The adjoining modern town of Sart is 90km from Izmir along the main highway east.


The wealthy capital of Lydia, where 6th-century BC King Croesus grew rich, lies either side of what was to become the Royal Persian Road stretching from Izmir to Susa in modern Iran. Flowing across it is the Pactolus river, now little more than a stream, where gold was panned using sheep’s fleeces, to which it stuck. The world’s first coins, made of electrum (gold and silver), were produced here. Rebuilt after an earthquake, the city was as important to the Romans as it had been to the Lydians and Persians.
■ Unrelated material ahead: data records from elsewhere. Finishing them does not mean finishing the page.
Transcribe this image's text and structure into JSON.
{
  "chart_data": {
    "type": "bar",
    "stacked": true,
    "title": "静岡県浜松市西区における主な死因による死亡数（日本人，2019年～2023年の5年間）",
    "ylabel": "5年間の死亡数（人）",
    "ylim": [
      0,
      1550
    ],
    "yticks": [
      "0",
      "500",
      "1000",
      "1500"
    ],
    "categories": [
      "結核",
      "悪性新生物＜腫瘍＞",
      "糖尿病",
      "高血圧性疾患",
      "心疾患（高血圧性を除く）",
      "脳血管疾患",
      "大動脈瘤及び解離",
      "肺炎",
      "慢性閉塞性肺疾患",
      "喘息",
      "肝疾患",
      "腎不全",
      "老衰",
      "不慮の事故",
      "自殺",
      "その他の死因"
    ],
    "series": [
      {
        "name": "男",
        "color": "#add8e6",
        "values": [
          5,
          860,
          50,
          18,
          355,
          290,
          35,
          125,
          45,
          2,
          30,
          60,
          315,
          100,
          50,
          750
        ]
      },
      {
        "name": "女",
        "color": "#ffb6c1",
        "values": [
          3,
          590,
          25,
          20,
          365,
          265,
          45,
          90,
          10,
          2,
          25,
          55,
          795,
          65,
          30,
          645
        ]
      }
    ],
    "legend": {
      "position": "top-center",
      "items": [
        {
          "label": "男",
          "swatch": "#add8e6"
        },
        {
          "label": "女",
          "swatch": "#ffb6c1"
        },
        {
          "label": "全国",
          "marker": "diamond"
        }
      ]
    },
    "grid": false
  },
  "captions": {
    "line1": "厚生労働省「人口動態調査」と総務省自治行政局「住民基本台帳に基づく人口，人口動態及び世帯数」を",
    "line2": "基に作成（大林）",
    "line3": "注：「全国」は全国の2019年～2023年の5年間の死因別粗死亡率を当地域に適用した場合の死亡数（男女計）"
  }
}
Since its discovery in the 1960s, its synagogue, described by John Freely in The Aegean Coast as “an outstanding example of Roman architecture without parallel in Asia Minor”, has demanded a re-evaluation of Judaism under the Romans.

Most startling, by the roadside, is the decayed parade of Byzantine shops in front of the synagogue. Largely Jewish run, they included a restaurant, Jacob’s Paint Shop and other identifiable places that make it seem as if the proprietors left no more than a few decades ago. The synagogue was built within the existing Roman bath and gymnasium complex and has excellent floor mosaics. To the north, rising like volcanoes from the plain, are the burial tumuli of the Lydian kings.

Beside the river on the south side of the road is the former mint and the large Temple of Artemis, 20 columns long. Above it is the acropolis, a 45-minute uphill walk rewarded with panoramic views.